Subacute administration of zinc and L-NAME on lipoperoxidation levels during a cerebral hypoxia-ischemic process. Malonyldialdehyde (MDA) and 4-hydroxyalkanal (4-HEA) concentrations measured by using the method described elsewhere [18, 25] were used as biomarkers of lipoperoxidation. Each value represents the mean ± SE of 5 independent experiments made in triplicate. Zn96h + CCAO: preventive subacute administration of zinc (2.5 mg/kg each 24 hours for 4 days) and common carotid-artery occlusion (CCAO) for 10 min. Zn96h + L-NM + CCAO: rats treated with zinc in the presence of an inhibitor of nitric oxide synthase (L-NAME) one-hour before the CCAO. *P < 0.05, an ANOVA test and a post-hoc Dunnet test to compare with the control group, and ^† P < 0.05, unpaired Student's t-test to compare between groups.

Figure 4

Hematoxylin-eosin staining in slides of the temporoparietal cortex and hippocampus in rats treated with zinc in the presence or absence of L-NAME. Paraffin-embedded tissue sections of 3 μm were stained with hematoxylin and eosin.

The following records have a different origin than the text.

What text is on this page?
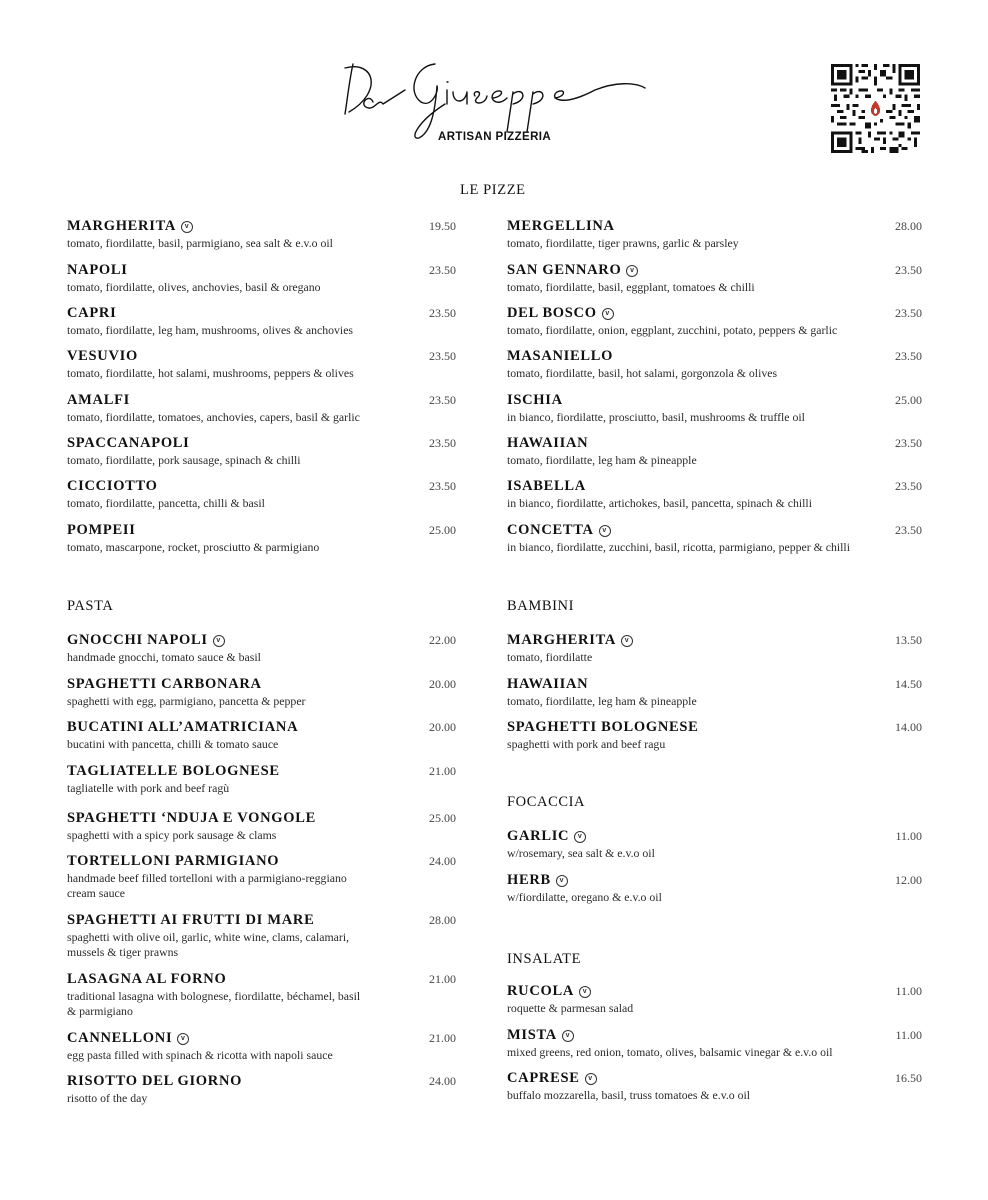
ARTISAN PIZZERIA
LE PIZZE
PASTA	BAMBINI
FOCACCIA
INSALATE
MARGHERITA v
tomato, fiordilatte, basil, parmigiano, sea salt & e.v.o oil
19.50
NAPOLI
tomato, fiordilatte, olives, anchovies, basil & oregano
23.50
CAPRI
tomato, fiordilatte, leg ham, mushrooms, olives & anchovies
23.50
VESUVIO
tomato, fiordilatte, hot salami, mushrooms, peppers & olives
23.50
AMALFI
tomato, fiordilatte, tomatoes, anchovies, capers, basil & garlic
23.50
SPACCANAPOLI
tomato, fiordilatte, pork sausage, spinach & chilli
23.50
CICCIOTTO
tomato, fiordilatte, pancetta, chilli & basil
23.50
POMPEII
tomato, mascarpone, rocket, prosciutto & parmigiano
25.00
MERGELLINA
tomato, fiordilatte, tiger prawns, garlic & parsley
28.00
SAN GENNARO v
tomato, fiordilatte, basil, eggplant, tomatoes & chilli
23.50
DEL BOSCO v
tomato, fiordilatte, onion, eggplant, zucchini, potato, peppers & garlic
23.50
MASANIELLO
tomato, fiordilatte, basil, hot salami, gorgonzola & olives
23.50
ISCHIA
in bianco, fiordilatte, prosciutto, basil, mushrooms & truffle oil
25.00
HAWAIIAN
tomato, fiordilatte, leg ham & pineapple
23.50
ISABELLA
in bianco, fiordilatte, artichokes, basil, pancetta, spinach & chilli
23.50
CONCETTA v
in bianco, fiordilatte, zucchini, basil, ricotta, parmigiano, pepper & chilli
23.50
GNOCCHI NAPOLI v
handmade gnocchi, tomato sauce & basil
22.00
SPAGHETTI CARBONARA
spaghetti with egg, parmigiano, pancetta & pepper
20.00
BUCATINI ALL’AMATRICIANA
bucatini with pancetta, chilli & tomato sauce
20.00
TAGLIATELLE BOLOGNESE
tagliatelle with pork and beef ragù
21.00
SPAGHETTI ‘NDUJA E VONGOLE
spaghetti with a spicy pork sausage & clams
25.00
TORTELLONI PARMIGIANO
handmade beef filled tortelloni with a parmigiano-reggiano cream sauce
24.00
SPAGHETTI AI FRUTTI DI MARE
spaghetti with olive oil, garlic, white wine, clams, calamari, mussels & tiger prawns
28.00
LASAGNA AL FORNO
traditional lasagna with bolognese, fiordilatte, béchamel, basil & parmigiano
21.00
CANNELLONI v
egg pasta filled with spinach & ricotta with napoli sauce
21.00
RISOTTO DEL GIORNO
risotto of the day
24.00
MARGHERITA v
tomato, fiordilatte
13.50
HAWAIIAN
tomato, fiordilatte, leg ham & pineapple
14.50
SPAGHETTI BOLOGNESE
spaghetti with pork and beef ragu
14.00
GARLIC v
w/rosemary, sea salt & e.v.o oil
11.00
HERB v
w/fiordilatte, oregano & e.v.o oil
12.00
RUCOLA v
roquette & parmesan salad
11.00
MISTA v
mixed greens, red onion, tomato, olives, balsamic vinegar & e.v.o oil
11.00
CAPRESE v
buffalo mozzarella, basil, truss tomatoes & e.v.o oil
16.50
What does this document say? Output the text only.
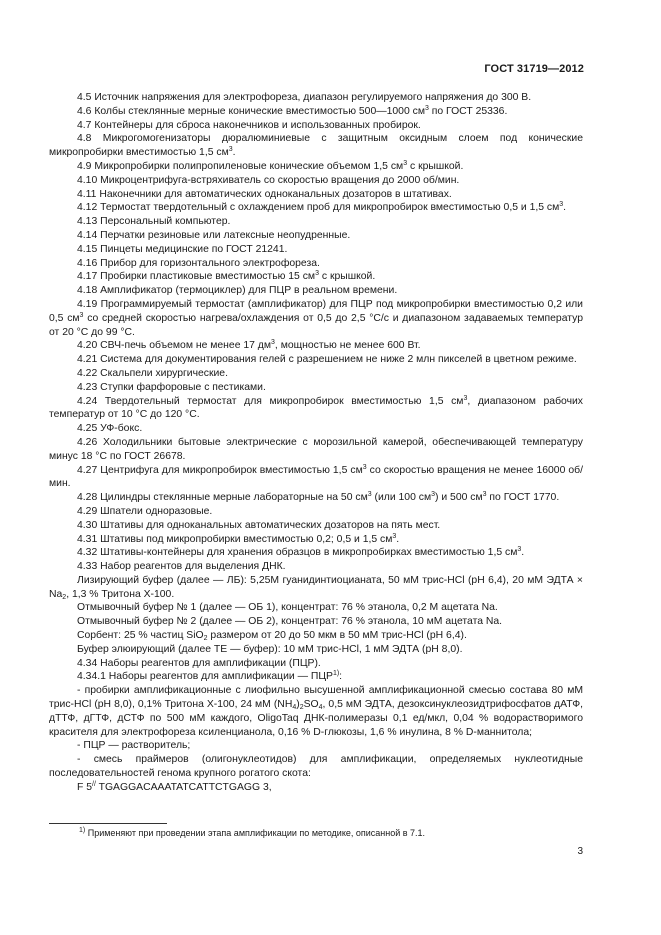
ГОСТ 31719—2012

4.5 Источник напряжения для электрофореза, диапазон регулируемого напряжения до 300 В.

4.6 Колбы стеклянные мерные конические вместимостью 500—1000 $см^3$ по ГОСТ 25336.

4.7 Контейнеры для сброса наконечников и использованных пробирок.

4.8 Микрогомогенизаторы дюралюминиевые с защитным оксидным слоем под конические микропробирки вместимостью 1,5 $см^3$.

4.9 Микропробирки полипропиленовые конические объемом 1,5 $см^3$ с крышкой.

4.10 Микроцентрифуга-встряхиватель со скоростью вращения до 2000 об/мин.

4.11 Наконечники для автоматических одноканальных дозаторов в штативах.

4.12 Термостат твердотельный с охлаждением проб для микропробирок вместимостью 0,5 и 1,5 $см^3$.

4.13 Персональный компьютер.

4.14 Перчатки резиновые или латексные неопудренные.

4.15 Пинцеты медицинские по ГОСТ 21241.

4.16 Прибор для горизонтального электрофореза.

4.17 Пробирки пластиковые вместимостью 15 $см^3$ с крышкой.

4.18 Амплификатор (термоциклер) для ПЦР в реальном времени.

4.19 Программируемый термостат (амплификатор) для ПЦР под микропробирки вместимостью 0,2 или 0,5 $см^3$ со средней скоростью нагрева/охлаждения от 0,5 до 2,5 °С/с и диапазоном задаваемых температур от 20 °С до 99 °С.

4.20 СВЧ-печь объемом не менее 17 $дм^3$, мощностью не менее 600 Вт.

4.21 Система для документирования гелей с разрешением не ниже 2 млн пикселей в цветном режиме.

4.22 Скальпели хирургические.

4.23 Ступки фарфоровые с пестиками.

4.24 Твердотельный термостат для микропробирок вместимостью 1,5 $см^3$, диапазоном рабочих температур от 10 °С до 120 °С.

4.25 УФ-бокс.

4.26 Холодильники бытовые электрические с морозильной камерой, обеспечивающей температуру минус 18 °С по ГОСТ 26678.

4.27 Центрифуга для микропробирок вместимостью 1,5 $см^3$ со скоростью вращения не менее 16000 об/мин.

4.28 Цилиндры стеклянные мерные лабораторные на 50 $см^3$ (или 100 $см^3$) и 500 $см^3$ по ГОСТ 1770.

4.29 Шпатели одноразовые.

4.30 Штативы для одноканальных автоматических дозаторов на пять мест.

4.31 Штативы под микропробирки вместимостью 0,2; 0,5 и 1,5 $см^3$.

4.32 Штативы-контейнеры для хранения образцов в микропробирках вместимостью 1,5 $см^3$.

4.33 Набор реагентов для выделения ДНК.

Лизирующий буфер (далее — ЛБ): 5,25М гуанидинтиоцианата, 50 мМ трис-HCl (рН 6,4), 20 мМ ЭДТА × $Na_2$, 1,3 % Тритона Х-100.

Отмывочный буфер № 1 (далее — ОБ 1), концентрат: 76 % этанола, 0,2 М ацетата Na.

Отмывочный буфер № 2 (далее — ОБ 2), концентрат: 76 % этанола, 10 мМ ацетата Na.

Сорбент: 25 % частиц SiO$_2$ размером от 20 до 50 мкм в 50 мМ трис-HCl (рН 6,4).

Буфер элюирующий (далее ТЕ — буфер): 10 мМ трис-HCl, 1 мМ ЭДТА (рН 8,0).

4.34 Наборы реагентов для амплификации (ПЦР).

4.34.1 Наборы реагентов для амплификации — ПЦР$^{1)}$:

- пробирки амплификационные с лиофильно высушенной амплификационной смесью состава 80 мМ трис-HCl (рН 8,0), 0,1% Тритона Х-100, 24 мМ $(NH_4)_2SO_4$, 0,5 мМ ЭДТА, дезоксинуклеозидтрифосфатов дАТФ, дТТФ, дГТФ, дСТФ по 500 мМ каждого, OligoTaq ДНК-полимеразы 0,1 ед/мкл, 0,04 % водорастворимого красителя для электрофореза ксиленцианола, 0,16 % D-глюкозы, 1,6 % инулина, 8 % D-маннитола;

- ПЦР — растворитель;

- смесь праймеров (олигонуклеотидов) для амплификации, определяемых нуклеотидные последовательностей генома крупного рогатого скота:

F 5// TGAGGACAAATATCATTCTGAGG 3,

$^{1)}$ Применяют при проведении этапа амплификации по методике, описанной в 7.1.
3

The Zn96h + CCAO: preventive subacute administration of zinc (2.5 mg/kg each 24 hours for 4 days) and a common carotid-artery occlusion (CCAO) for 10 min. Zn96h + L-NM + CCAO: rats treated with zinc in the presence of an inhibitor of nitric oxide synthase (L-NAME) one hour before a CCAO. CA1 (a–e), CA3 (f–j) regions and dentate gyrus (DG: (k–o)) of hippocampus and LV, layer V of cerebral cortex (p–t). Apoptosis cell (dark arrowhead), necrosis (clear arrowhead), and branched cells (arrow).

Figure 5

Immunohistochemistry against caspase-3 and Nissl counterstaining in slides of the hippocampus and temporoparietal cortex in zinc-treated rats in the presence or absence of L-NAME. The labels at the left side of the micrographs are cerebral regions. The immunostaining against cleaved caspase-3 is shown by the dark marks (dark arrowhead), and the Nissl stain appears in blue and pale cell (clear arrowhead). Zn96h + CCAO: preventive subacute administration of zinc (2.5 mg/kg each 24 hours for 4 days) and the common carotid-artery occlusion (CCAO) for 10 min. Zn96h + L-NAME + CCAO: rats treated with zinc in presence of an inhibitor of nitric oxide synthase (L-NAME) one-hour before the CCAO. DG: dentate gyrus of hippocampus; LV: layer V of cerebral cortex.